Jean-Pierre Moullé was cooking that night, alternating every six months as the head chef with David Tanis. The first course came out, asparagus salad with almonds, Parmesan, and arugula, as if in lieu of the conversation people weren’t ready to have. There was a Jermann Vintage Tunina and an Old Vines Turley Zinfandel on the table, and toasts over it: “But perhaps not pronounced too loudly,” as one person there said of the one who wasn’t put it, “for fear that he might show up, and tell us how to do it right, how to say it with style.” And then he did show up, and it was, people agreed later, wondering how this sort of alchemy works, because of something in the second course, sautéed scallops with green garlic and chives. So the night took off, with a recreation of the élan we were really there to celebrate. What would be the place where you had to go, the band you had to see, the politician you had to hate, the book you had to love, and how long would you have to wait? The dinner had moved on to rack and loin of lamb with herbs, anchovies, breadcrumbs, potatoes, artichokes, and spring oinions, and then to a lemon meringue tart, there were more bottles brought and taken away, and in the rush of talk there were pauses, too—as each person, in his or her own moment, seemed to consider just how lucky it was that they could be in this place, this night, with the frisson of each new smell or taste or sight from the plates before them. Finally it was almost impossible to leave; what the place had provided was a sense that no one present would ever be so close to their friend, or even each other, again. “His illness,” one of his oldest friends said afterward, speaking for everyone who was there, “had forced us to occupy ugly rooms—hospitals, offices, laundromats, his impossible apartments—but on this night we sat down together in the softness and sparkle of wood and copper, linens and glass.”
Today you can go anywhere—to restaurants or farmers’ markets in Minnesota or Provence, to Troisgros in Roanne to a razor clam shack on the Oregon coast—and find the presence, the influence, inspirations, and aspirations, of Chez Panisse. You can find it in style, in modesty, in the crafting of better and fresher foodstuffs, simpler cooking, in food that has been raised, harvested, marketed, prepared, and presented in a way that allows it to speak for itself. And yet if you return to Chez Panisse, sit down, and, if the moment is right, taste what you ought to taste, smell what you ought to smell, it will explode with a sensual brightness that makes you think, no, there is no place like this, not anywhere.
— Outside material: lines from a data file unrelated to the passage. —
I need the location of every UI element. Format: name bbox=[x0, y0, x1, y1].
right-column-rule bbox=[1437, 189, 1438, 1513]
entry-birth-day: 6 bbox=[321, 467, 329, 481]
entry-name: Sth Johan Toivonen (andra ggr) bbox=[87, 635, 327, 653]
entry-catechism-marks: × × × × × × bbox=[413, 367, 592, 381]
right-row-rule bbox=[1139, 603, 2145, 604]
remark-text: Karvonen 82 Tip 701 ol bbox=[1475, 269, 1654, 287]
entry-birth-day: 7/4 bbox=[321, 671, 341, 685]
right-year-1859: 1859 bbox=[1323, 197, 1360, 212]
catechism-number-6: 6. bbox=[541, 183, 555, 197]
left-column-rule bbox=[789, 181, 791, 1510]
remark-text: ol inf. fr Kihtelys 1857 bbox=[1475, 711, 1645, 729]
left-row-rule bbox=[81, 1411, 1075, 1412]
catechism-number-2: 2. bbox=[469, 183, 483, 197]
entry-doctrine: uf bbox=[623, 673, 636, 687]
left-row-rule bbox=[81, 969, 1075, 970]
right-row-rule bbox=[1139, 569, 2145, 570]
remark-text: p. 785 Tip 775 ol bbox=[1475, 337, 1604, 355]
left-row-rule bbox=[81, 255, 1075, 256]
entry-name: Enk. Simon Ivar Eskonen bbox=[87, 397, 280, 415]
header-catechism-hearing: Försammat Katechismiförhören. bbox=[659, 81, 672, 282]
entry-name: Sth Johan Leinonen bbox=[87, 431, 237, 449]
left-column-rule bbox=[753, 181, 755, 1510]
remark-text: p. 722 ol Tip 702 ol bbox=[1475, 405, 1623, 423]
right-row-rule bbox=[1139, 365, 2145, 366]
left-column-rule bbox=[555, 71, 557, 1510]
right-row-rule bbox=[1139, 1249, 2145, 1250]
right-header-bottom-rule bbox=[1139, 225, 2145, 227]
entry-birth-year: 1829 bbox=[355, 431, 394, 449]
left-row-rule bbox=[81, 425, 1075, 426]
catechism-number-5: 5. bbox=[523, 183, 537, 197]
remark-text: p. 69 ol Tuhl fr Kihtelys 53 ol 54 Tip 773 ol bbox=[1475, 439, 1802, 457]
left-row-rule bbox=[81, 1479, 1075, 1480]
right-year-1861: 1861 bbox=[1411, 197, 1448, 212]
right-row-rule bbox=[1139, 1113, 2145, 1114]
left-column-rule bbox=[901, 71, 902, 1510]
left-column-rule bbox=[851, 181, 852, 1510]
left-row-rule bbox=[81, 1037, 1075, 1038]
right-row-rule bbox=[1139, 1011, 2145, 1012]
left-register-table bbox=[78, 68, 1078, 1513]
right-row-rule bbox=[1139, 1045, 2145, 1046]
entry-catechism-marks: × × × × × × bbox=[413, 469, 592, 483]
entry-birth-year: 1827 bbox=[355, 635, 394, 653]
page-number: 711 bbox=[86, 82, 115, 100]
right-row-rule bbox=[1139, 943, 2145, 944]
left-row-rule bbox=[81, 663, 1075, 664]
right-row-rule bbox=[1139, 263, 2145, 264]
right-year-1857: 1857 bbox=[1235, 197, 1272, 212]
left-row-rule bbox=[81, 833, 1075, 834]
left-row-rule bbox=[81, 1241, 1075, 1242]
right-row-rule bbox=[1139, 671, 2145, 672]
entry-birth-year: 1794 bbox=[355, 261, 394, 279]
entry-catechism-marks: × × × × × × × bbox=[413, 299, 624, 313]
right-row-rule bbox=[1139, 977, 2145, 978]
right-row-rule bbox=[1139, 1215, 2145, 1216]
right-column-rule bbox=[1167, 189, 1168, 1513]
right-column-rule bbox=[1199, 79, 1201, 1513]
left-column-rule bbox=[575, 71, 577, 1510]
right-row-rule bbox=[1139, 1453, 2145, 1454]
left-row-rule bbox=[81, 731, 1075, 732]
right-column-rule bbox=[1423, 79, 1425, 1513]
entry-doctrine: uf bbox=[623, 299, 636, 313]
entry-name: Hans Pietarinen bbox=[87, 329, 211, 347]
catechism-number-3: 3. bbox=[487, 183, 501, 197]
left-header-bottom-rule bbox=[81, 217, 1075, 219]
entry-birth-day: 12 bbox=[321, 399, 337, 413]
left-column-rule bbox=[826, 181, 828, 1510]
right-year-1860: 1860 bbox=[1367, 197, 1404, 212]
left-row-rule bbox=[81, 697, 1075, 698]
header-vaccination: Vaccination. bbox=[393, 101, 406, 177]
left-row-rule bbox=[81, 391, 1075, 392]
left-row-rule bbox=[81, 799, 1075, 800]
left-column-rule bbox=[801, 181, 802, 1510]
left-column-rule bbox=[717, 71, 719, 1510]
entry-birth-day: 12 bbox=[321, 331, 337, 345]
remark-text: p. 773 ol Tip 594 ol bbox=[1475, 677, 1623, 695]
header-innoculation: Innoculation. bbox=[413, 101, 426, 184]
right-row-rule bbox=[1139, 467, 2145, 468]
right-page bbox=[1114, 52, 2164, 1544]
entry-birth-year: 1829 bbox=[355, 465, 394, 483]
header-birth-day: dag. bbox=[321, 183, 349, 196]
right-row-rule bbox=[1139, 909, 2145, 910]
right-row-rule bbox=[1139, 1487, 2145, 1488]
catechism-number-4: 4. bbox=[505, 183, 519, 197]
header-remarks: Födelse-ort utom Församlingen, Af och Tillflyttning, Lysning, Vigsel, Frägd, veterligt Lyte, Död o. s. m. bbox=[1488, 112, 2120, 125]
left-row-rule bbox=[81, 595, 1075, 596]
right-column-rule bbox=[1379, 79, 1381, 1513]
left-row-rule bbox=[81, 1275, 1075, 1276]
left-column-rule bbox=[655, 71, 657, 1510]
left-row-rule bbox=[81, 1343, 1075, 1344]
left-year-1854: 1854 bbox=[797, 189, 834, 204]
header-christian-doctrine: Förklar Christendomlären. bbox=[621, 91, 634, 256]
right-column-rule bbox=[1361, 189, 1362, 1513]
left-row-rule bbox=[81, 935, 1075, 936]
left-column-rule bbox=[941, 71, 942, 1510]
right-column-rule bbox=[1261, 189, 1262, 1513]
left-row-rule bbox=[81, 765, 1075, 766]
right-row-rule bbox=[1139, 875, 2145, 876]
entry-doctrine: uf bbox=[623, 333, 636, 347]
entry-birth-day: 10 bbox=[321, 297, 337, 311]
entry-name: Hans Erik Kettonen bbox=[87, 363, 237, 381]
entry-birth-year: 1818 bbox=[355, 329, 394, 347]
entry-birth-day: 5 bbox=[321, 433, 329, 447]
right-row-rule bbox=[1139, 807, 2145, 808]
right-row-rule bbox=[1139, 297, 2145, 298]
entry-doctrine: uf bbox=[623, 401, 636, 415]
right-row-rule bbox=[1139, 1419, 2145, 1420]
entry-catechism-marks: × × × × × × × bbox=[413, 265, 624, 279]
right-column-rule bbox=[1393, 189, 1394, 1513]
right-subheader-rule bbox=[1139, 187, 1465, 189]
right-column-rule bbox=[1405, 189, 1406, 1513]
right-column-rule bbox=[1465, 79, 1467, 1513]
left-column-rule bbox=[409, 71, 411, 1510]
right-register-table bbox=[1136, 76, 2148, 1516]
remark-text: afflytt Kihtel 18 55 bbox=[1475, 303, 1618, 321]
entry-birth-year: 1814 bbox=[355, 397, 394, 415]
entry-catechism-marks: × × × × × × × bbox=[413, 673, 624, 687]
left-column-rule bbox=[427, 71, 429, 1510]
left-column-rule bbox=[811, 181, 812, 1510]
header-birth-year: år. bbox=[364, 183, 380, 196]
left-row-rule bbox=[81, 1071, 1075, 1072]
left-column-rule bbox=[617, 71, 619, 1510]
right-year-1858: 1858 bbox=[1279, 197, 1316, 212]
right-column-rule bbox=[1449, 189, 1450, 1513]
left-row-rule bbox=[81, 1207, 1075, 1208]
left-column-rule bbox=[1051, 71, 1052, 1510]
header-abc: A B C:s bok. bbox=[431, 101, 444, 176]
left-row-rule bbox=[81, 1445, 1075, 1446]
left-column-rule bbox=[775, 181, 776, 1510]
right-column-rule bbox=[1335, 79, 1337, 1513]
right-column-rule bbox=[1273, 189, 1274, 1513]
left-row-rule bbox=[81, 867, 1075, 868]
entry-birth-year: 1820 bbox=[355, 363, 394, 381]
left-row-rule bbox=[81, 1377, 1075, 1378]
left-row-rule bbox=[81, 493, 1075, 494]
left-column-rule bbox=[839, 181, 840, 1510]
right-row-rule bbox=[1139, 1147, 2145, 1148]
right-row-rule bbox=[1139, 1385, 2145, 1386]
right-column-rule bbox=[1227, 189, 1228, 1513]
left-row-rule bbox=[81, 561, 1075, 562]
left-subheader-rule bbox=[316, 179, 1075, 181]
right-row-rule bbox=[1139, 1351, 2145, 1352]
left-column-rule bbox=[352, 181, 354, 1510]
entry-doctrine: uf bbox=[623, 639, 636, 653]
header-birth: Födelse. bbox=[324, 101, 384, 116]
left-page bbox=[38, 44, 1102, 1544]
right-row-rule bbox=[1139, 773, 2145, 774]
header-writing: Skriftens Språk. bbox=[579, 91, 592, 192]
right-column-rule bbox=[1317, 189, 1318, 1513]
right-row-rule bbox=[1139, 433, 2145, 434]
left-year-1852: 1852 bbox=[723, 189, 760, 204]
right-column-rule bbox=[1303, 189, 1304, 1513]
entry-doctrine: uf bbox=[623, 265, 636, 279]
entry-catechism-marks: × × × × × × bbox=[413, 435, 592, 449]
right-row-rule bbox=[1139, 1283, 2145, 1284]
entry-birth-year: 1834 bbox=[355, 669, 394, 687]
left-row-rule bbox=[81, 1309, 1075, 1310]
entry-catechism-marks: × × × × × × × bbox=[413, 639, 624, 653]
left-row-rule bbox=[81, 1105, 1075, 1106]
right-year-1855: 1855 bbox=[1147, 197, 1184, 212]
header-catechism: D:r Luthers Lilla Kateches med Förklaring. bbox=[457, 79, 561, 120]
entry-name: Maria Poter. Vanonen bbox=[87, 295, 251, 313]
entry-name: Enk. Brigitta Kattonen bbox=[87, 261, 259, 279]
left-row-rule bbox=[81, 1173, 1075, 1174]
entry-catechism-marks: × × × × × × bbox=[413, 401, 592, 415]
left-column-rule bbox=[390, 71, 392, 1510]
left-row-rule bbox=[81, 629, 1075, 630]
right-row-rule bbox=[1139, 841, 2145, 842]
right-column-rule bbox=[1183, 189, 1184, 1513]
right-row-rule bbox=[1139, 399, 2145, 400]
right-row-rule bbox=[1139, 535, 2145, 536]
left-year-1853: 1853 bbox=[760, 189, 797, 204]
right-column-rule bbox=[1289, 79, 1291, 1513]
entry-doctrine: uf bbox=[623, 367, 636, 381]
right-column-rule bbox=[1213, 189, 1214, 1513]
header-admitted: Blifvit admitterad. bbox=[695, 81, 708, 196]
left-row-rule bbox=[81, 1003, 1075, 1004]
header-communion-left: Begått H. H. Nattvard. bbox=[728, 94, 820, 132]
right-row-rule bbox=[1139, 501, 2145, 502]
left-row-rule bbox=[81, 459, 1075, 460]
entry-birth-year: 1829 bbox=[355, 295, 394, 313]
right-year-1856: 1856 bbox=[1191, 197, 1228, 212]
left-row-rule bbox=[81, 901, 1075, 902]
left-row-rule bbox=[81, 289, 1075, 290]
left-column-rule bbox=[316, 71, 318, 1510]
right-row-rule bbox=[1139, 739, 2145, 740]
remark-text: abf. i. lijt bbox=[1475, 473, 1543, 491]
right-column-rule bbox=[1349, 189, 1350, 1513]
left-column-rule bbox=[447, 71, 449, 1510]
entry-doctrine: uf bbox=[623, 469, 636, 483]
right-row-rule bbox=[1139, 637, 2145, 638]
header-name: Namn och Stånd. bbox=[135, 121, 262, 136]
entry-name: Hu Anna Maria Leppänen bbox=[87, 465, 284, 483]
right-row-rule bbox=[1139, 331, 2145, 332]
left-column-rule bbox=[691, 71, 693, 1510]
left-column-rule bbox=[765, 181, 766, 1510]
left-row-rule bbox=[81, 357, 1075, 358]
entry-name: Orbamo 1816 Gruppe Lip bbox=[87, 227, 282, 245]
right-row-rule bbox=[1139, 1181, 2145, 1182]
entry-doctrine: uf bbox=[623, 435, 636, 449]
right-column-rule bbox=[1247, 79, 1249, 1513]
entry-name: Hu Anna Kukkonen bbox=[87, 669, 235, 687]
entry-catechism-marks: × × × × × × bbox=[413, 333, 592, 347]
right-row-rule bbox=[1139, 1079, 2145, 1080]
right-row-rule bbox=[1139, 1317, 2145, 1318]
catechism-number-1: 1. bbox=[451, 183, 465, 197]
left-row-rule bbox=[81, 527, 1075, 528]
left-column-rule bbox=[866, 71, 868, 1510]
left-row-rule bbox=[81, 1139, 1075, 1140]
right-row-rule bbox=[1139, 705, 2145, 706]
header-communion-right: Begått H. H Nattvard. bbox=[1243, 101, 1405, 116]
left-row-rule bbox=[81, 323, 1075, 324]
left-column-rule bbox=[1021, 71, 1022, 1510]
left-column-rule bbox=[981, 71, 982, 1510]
“That’s because it’s home—but your home can be anywhere,” Alice said one day when the notion came up. “These ideas, these values—the values or gathering over food, of cooking by the seasons, of drawing on what’s around you, are universal. That’s why they can work anywhere”—and if values are universal it is precisely because every place and every time is different. If the impulse is to make your own history, and find a way to let your own small story open up into a greater story, a greater history, then you come to understand that the smallest is also the biggest. “You reach the level of the terroir,” Alice says. “You discover your own place, what it has done, what it can do. You search for the taste of your own place. You reach bedrock—and begin from there. The taste that makes you feel that there is nothing like this place anywhere—it’s because every place is different.”
“It’s the senses,” Sharon Jones says, putting the same ideas into different words. “That’s what Alice has always said, from the start: ‘Smell, sound, light, taste.’ That’s it. Open people’s senses up—and that will change how they see life and the world,” their sense of what it is and what it’s for.